However she had not counted on the peculiar ingenuity, character and dogged courage of so many Australian men, some hardly more than boys, when confronted with impossible odds. She watched and marvelled how in the midst of brutal chaos men held each other as they died, kissed photos of their loved ones, dragged their mates to safety, railed against the stupidity of their superiors, and played two up or football in no-man’s land, taunting death which often took them even at play.

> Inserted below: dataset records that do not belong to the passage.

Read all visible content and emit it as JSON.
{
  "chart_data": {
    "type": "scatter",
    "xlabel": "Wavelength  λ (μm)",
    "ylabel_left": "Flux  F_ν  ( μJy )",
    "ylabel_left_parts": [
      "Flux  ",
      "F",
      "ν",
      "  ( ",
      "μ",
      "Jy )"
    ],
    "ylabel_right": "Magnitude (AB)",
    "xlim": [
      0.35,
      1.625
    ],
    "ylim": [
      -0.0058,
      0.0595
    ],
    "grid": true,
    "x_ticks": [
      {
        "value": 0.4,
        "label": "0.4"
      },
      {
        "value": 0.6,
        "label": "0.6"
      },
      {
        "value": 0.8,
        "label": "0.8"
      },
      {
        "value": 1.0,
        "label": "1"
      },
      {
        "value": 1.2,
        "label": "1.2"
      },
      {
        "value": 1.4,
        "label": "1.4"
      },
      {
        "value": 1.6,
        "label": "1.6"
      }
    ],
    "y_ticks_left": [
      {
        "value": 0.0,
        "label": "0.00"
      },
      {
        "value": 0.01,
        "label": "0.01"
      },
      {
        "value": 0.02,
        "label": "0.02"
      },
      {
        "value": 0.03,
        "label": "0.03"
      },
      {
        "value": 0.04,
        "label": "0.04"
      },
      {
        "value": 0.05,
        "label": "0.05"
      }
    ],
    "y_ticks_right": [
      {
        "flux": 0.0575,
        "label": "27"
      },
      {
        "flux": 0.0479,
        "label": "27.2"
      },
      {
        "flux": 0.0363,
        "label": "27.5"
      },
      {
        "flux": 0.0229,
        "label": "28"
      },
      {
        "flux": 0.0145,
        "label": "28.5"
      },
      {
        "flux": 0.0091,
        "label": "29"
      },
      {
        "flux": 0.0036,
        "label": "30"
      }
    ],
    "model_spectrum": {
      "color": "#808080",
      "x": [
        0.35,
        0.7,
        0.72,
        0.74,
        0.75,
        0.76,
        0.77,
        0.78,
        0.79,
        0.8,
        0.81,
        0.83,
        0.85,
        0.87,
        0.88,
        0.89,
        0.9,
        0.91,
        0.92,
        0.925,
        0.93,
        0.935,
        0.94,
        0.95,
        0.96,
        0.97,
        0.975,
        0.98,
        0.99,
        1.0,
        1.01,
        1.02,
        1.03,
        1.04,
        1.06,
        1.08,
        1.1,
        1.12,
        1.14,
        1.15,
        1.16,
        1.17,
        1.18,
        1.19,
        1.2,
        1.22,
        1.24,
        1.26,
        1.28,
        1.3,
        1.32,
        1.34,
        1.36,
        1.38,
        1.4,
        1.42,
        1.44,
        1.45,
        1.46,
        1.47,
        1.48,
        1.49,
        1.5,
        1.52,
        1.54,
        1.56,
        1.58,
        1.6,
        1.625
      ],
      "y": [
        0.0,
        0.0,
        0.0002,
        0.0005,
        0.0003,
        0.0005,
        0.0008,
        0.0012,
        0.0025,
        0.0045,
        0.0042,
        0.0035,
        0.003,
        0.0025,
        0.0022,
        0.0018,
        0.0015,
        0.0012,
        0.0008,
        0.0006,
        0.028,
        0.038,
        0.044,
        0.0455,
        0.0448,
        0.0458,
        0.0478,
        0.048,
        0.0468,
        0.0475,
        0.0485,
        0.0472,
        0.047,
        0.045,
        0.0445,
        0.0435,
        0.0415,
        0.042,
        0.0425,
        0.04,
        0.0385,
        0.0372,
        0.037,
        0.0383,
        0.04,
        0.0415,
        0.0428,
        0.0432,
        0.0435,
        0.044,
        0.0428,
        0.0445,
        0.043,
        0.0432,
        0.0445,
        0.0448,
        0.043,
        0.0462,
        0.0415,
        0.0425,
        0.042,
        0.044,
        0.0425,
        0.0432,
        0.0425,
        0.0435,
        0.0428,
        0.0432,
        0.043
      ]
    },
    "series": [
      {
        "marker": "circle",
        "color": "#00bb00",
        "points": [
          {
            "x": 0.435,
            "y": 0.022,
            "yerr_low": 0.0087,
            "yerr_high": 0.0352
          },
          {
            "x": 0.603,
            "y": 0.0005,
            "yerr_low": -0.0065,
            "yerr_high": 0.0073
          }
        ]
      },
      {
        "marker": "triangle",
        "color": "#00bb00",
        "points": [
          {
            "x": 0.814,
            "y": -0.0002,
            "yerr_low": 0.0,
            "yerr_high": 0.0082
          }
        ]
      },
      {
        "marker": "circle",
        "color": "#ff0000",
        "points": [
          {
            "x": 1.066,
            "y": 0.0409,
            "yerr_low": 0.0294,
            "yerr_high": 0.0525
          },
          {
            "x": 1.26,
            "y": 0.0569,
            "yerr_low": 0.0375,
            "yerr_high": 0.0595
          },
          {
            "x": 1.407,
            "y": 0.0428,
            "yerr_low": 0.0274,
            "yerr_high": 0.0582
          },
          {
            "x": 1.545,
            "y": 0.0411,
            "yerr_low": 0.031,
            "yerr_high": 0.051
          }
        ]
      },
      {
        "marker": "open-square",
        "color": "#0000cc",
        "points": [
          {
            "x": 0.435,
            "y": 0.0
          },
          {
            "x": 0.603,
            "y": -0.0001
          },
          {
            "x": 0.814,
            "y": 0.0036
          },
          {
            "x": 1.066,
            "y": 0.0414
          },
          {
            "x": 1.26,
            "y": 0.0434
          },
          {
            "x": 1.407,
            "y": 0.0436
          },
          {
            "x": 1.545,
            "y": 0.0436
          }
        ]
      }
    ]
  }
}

How these men kept their humanity and became gods seemed miraculous even to her. It was a Turkish captain who told an English officer as they went to collect their dead in no-man’s land, ‘At this spectacle even the most gentle must feel savage, and the most savage must weep.’*
Athena, through her most recent mortal manifestation as a modern woman in 2010, had access to the written account of her grandfather’s experience of the landing and the first few days afterwards. In it he tells of the savage killing that took him to the brink of insanity. He wrote:
A melee took place between us and the enemy on Tuesday morning and it was a shocking affair, yells and groans and curses mingled with the crack of rifles and revolvers and men stabbing and clubbing each other to death. Might was right in that “do” and we hacked our way through them and back again, no time to see to the wounded, it was kill or be killed and we killed. This was however just a minor “scrap” only about 150 men were laid out and……..

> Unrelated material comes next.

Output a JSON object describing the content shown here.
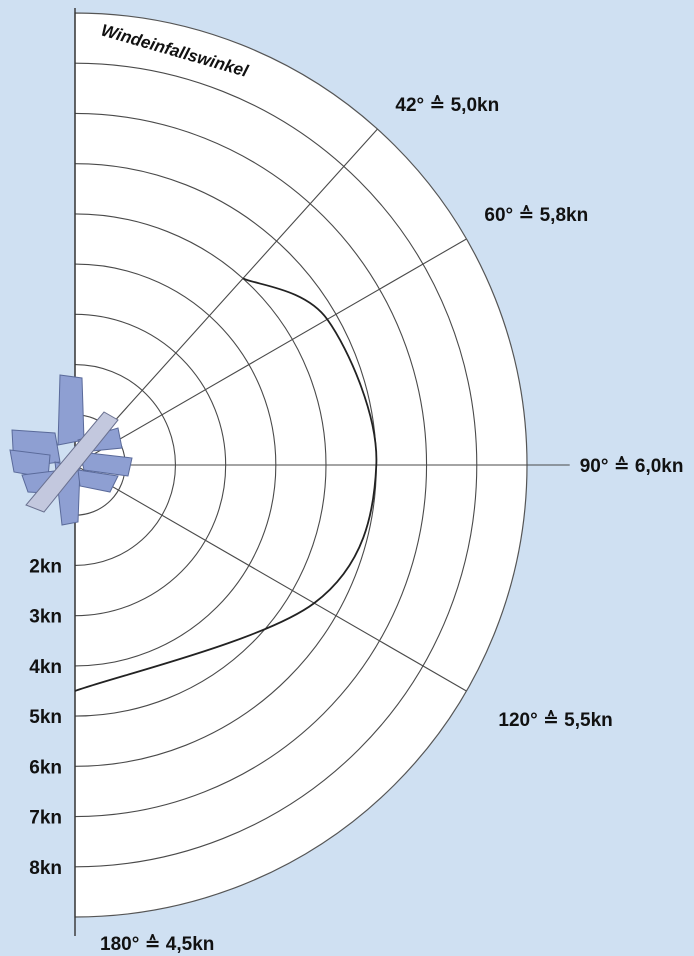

He wrote to his sweetheart the following:
Imagine a ridge sloping towards the enemy(who were close) covered with shrubs about 2ft high on the top of this Ridge, the remains of as brave a lot of men as ever stepped. Billy was dead, Steen was dead, dead men lying in grotesque attitudes covered with reddish black blood which was oozing from them. Heads, arms, and legs to be picked up or one would kick a hand or face as one moved. These poor devils were raving mad (badly wounded) singing songs and cursing the Turks. When I saw Bill and Steen I swore and cursed long and badly for the first time. It relieved some of the devil in me that was making me madder every second.
Later he came to the end to his Gallipoli campaign:
I seemed to have a charmed life as on my right and on my left next to me men fell but I was just about to take cover as they were machine gunning us when a shell burst near me and I was done. I am indebted to the signaller who was with me for saving my life, he dragging me back out of the “Scrap” and seeing with the assistance of my Sergeant that I was taken to the beach.
A final letter to his soon to be wife Alma said:
We have had love’s young dream to the fullest sense while we were together. But I’m afraid you will find me changed, not in my love for you, never! but I don’t care to joke. I’ve been through hell and it’s left an impression, a lasting one…pray for me, I need it.
He then concluded with a sobering final sentence:
The Colonel had the Battalion mustered 3 days after the landing; 98 men I am told answered the call out of 960. I think the First Battalion has done its bit.
*caption to photo in Les Carlyon’s classic book Gallipoli 2001
Other quotes in the above post are from the personal papers and letters of E.V. Timms, some of which were also published in 1996 in The Distaff Side by Jessica Scotford his daughter.
E. V. Timms came back at the age of 20 to his mother and his stepfather the Rev. Angus King, minister of St David’s church in Haberfield, to be feted as a hero. He could not bear such attention so he fled the manse (the house next to the church where his family lived) and went to stay with the family of his fiance Alma McRobert, in Summer Hill until they were married.
He suffered from hearing loss, periods of deep depression and bouts of rage, no doubt the result of the neurological and psychological trauma he’d experienced. With the love and help of his wife and family and his own courage and determination he became a writer of short stories, radio and film scripts and 20 books including the Australian saga of 11 bestselling romantic historical novels. He served in the Second World War as the Officer in charge of the Italian section of the notorious POW camp at Cowra. (And that’s another story). After his death at the age of 60, his wife Alma completed the 12th novel in the saga and went on to write another novel of her own.